Because it is one of the best races on the calendar for learning how different rider types interact in spring.

Brabantse Pijl Women often puts cobbled Classics riders, puncheurs and early Ardennes contenders into the same race at the same time. That creates a more open tactical picture than some of the bigger races, where the likely script can feel clearer in advance. Here, the result can come from a solo attack, a two-rider move, or a sprint from a small elite group.

It is also an excellent race for understanding just how important repeated short climbs are in women’s cycling. A newcomer might assume that only long climbs create selection, but Brabantse Pijl Women shows how brutal a race can become when riders are constantly forced into short, high-intensity efforts.

Where does Brabantse Pijl Women sit in the season?

The 2026 race falls on the 17th April, two days before the Amstel Gold Race. That makes it one of the last major stepping stones before the Ardennes block properly begins.

That timing gives the race a dual purpose. It is a target in its own right, but it is also a form signal. Riders who go well here often carry that momentum into Amstel, Flèche Wallonne and Liège-Bastogne-Liège, because the physical demands begin to overlap more and more from this point in the spring.

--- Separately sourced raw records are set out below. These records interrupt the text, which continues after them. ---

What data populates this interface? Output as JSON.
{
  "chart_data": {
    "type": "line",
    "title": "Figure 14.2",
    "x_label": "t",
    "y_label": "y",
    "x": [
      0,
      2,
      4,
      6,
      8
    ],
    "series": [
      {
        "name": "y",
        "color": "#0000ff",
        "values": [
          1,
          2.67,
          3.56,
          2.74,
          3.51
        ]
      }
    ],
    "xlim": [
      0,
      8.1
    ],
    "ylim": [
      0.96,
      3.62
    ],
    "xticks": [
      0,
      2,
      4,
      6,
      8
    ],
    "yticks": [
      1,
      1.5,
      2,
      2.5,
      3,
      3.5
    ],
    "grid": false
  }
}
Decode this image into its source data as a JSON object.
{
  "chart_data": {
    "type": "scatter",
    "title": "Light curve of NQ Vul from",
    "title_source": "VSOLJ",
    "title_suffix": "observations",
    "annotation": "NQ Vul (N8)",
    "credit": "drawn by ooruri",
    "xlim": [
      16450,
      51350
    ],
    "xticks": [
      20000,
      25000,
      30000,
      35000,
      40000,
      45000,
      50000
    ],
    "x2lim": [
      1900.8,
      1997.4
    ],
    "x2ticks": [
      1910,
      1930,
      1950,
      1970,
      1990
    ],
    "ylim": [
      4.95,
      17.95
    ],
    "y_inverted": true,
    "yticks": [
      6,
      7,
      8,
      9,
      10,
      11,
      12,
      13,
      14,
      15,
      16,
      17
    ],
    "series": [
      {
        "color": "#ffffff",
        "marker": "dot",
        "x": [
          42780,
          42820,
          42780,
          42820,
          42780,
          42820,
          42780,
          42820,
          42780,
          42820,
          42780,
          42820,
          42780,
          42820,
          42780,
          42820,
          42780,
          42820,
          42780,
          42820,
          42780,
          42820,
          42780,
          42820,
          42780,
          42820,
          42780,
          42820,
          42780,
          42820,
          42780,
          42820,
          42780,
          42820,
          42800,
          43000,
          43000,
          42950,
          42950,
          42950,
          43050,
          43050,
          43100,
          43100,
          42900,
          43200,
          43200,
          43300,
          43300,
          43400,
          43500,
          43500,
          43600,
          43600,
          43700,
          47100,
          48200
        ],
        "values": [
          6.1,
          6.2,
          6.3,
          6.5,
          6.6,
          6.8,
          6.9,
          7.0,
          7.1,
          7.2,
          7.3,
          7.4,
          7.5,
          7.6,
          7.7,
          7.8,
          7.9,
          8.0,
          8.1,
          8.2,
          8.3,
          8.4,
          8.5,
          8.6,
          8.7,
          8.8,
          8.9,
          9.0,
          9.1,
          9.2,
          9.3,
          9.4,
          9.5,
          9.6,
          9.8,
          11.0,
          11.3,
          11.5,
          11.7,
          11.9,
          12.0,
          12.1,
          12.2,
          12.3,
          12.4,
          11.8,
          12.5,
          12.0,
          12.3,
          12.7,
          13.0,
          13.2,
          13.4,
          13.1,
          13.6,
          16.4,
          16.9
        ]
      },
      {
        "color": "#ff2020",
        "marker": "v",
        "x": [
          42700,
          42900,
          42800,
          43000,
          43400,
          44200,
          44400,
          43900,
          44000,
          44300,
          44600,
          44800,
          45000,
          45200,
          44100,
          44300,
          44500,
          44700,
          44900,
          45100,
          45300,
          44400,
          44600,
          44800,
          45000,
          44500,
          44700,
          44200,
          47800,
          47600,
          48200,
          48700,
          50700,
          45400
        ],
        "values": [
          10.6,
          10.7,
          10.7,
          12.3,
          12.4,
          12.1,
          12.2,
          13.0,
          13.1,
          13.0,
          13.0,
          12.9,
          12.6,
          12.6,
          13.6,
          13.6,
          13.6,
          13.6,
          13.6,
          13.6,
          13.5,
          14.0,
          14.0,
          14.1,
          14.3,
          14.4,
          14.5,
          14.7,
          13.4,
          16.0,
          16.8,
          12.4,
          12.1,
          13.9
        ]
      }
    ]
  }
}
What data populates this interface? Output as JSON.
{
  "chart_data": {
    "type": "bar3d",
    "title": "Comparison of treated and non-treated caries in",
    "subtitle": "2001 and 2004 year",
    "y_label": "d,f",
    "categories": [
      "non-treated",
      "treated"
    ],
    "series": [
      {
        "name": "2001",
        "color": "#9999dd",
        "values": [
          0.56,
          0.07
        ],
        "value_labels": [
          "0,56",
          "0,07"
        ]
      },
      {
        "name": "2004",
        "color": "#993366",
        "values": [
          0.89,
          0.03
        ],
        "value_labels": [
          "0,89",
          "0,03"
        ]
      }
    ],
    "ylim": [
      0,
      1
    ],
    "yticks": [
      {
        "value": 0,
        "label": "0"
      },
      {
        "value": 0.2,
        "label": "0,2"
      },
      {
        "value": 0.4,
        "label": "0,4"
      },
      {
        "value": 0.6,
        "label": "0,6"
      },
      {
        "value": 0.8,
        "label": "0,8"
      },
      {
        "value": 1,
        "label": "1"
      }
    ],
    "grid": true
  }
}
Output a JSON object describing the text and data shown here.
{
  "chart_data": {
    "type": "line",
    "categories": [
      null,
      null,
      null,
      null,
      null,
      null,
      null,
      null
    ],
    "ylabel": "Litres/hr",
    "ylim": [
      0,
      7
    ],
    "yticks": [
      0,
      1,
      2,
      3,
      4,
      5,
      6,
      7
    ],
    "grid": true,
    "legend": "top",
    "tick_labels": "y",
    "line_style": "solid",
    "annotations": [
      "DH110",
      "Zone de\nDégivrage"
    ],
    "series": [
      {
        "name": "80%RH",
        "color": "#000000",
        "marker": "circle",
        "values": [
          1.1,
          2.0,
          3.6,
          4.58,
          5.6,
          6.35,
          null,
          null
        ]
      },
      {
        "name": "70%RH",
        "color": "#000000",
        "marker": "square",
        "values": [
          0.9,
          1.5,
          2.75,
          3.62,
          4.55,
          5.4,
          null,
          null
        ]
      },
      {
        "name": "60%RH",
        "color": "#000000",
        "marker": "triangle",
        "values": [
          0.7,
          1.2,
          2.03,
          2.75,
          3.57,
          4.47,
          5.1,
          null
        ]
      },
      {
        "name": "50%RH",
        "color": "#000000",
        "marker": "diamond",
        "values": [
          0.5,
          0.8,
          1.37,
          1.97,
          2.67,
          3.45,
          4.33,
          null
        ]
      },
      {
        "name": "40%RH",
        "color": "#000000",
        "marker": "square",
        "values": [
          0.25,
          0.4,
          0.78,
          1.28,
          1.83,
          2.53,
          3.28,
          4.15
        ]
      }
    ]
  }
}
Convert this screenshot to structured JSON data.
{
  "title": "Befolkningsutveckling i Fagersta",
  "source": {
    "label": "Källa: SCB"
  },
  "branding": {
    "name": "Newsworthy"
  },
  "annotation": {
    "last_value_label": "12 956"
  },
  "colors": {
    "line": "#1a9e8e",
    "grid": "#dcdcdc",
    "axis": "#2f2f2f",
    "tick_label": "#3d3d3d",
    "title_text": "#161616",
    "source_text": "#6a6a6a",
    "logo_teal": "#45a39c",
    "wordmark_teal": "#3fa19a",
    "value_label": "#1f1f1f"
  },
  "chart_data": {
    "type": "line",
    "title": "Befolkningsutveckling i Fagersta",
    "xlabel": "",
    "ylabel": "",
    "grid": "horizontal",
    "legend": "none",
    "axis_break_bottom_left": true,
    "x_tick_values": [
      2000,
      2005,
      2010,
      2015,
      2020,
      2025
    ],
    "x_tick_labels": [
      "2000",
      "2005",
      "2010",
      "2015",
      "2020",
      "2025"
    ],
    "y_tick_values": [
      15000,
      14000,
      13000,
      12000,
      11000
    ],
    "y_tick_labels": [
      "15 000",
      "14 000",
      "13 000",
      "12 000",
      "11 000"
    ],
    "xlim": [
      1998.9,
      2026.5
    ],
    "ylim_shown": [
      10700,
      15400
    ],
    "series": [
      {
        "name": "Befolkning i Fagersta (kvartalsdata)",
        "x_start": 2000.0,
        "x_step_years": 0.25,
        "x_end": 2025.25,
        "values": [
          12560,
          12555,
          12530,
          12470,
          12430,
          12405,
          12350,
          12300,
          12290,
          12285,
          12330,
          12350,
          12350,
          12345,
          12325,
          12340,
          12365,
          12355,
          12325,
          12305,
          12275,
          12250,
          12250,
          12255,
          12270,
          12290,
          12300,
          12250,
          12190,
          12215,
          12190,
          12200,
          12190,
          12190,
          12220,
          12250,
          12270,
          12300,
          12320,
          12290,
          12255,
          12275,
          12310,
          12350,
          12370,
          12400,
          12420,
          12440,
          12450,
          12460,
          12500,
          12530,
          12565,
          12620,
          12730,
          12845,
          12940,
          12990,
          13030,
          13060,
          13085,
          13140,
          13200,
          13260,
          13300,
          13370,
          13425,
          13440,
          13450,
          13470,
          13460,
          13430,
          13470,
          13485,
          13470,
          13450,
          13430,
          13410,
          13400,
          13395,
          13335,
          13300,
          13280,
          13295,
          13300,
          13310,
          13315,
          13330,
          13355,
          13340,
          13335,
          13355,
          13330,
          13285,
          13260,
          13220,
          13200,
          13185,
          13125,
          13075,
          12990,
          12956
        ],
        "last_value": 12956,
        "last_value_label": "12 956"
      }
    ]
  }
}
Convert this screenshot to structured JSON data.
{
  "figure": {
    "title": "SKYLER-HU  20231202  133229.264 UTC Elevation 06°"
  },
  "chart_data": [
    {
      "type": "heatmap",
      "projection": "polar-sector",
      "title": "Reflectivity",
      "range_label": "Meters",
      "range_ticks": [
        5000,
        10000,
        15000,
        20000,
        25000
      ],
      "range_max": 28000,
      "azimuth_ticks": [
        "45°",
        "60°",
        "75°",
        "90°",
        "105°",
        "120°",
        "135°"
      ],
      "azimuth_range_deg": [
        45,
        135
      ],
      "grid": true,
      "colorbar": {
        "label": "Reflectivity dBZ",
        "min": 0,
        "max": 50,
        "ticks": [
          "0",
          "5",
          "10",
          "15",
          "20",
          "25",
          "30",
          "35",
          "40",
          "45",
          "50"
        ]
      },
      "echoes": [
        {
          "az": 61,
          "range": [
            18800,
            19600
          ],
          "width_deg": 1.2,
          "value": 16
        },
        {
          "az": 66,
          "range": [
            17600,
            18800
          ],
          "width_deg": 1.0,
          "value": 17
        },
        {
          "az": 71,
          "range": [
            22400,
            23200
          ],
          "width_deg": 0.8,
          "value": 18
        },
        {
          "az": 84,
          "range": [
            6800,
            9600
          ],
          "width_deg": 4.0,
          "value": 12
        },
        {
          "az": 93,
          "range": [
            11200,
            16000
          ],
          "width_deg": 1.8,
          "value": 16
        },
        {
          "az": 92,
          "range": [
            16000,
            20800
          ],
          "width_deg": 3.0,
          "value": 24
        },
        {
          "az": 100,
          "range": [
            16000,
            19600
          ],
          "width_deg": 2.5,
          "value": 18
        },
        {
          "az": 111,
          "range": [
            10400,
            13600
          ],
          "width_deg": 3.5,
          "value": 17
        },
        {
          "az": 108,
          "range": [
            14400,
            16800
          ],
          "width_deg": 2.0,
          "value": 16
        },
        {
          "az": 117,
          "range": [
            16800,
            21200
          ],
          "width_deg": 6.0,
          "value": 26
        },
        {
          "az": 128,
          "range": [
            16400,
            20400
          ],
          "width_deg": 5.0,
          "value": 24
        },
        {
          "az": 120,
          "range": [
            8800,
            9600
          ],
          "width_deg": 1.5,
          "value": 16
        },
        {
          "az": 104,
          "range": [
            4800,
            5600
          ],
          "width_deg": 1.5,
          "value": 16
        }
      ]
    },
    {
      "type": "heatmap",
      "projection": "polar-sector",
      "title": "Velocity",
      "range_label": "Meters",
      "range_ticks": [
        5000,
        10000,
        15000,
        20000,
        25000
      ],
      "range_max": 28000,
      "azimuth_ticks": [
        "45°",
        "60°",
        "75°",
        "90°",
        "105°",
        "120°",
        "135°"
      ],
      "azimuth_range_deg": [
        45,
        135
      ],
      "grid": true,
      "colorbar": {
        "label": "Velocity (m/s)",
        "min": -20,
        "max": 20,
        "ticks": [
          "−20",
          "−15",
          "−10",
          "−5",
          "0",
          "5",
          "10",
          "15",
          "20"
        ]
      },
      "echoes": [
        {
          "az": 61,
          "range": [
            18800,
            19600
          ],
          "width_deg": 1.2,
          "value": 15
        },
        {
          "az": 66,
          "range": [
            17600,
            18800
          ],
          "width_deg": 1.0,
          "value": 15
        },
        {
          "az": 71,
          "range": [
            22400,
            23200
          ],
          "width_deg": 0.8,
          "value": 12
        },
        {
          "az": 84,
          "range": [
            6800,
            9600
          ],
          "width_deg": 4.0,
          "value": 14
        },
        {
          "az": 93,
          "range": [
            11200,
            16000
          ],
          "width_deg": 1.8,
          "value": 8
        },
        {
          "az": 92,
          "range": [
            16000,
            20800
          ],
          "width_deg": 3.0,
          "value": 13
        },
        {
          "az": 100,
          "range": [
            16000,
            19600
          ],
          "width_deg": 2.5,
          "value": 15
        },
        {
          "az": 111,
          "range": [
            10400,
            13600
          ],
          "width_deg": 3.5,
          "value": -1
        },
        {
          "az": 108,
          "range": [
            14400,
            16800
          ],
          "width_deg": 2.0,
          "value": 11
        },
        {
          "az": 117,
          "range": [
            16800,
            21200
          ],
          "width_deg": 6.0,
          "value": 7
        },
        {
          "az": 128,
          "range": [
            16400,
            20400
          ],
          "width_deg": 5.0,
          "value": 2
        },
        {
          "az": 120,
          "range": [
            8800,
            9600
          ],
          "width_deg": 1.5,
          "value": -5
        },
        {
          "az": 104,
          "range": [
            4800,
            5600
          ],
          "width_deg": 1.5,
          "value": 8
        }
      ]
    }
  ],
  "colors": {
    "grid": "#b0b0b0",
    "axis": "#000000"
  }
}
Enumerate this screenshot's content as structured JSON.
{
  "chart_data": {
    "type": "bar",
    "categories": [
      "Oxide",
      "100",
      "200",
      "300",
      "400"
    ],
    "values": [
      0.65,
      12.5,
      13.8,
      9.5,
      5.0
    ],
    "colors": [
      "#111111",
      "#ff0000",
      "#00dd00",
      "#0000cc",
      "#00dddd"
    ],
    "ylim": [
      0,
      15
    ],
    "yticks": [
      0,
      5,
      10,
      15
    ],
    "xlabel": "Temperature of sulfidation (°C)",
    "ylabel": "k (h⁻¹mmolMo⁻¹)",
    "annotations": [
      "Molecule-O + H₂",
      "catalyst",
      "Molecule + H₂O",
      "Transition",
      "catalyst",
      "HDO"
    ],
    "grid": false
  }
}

You can see that wider shift in the calendar by pairing this race with the Amstel Gold Race Women 2026 route guide and the Beginner’s guide to Flèche Wallonne Féminine 2026.

Final verdict

Brabantse Pijl Women 2026 is one of the most useful and enjoyable races of the spring for new fans to understand. It is short enough to stay intense, hard enough to create real selection, and open enough tactically that several different rider types can still imagine winning.

More than anything, it is the race where spring starts to change shape. The cobbles are no longer the whole story, but the high mountains have not fully taken over either. What you get instead is a smart, aggressive, punchy one-day race that often tells you a great deal about who is really ready for the next phase of the season.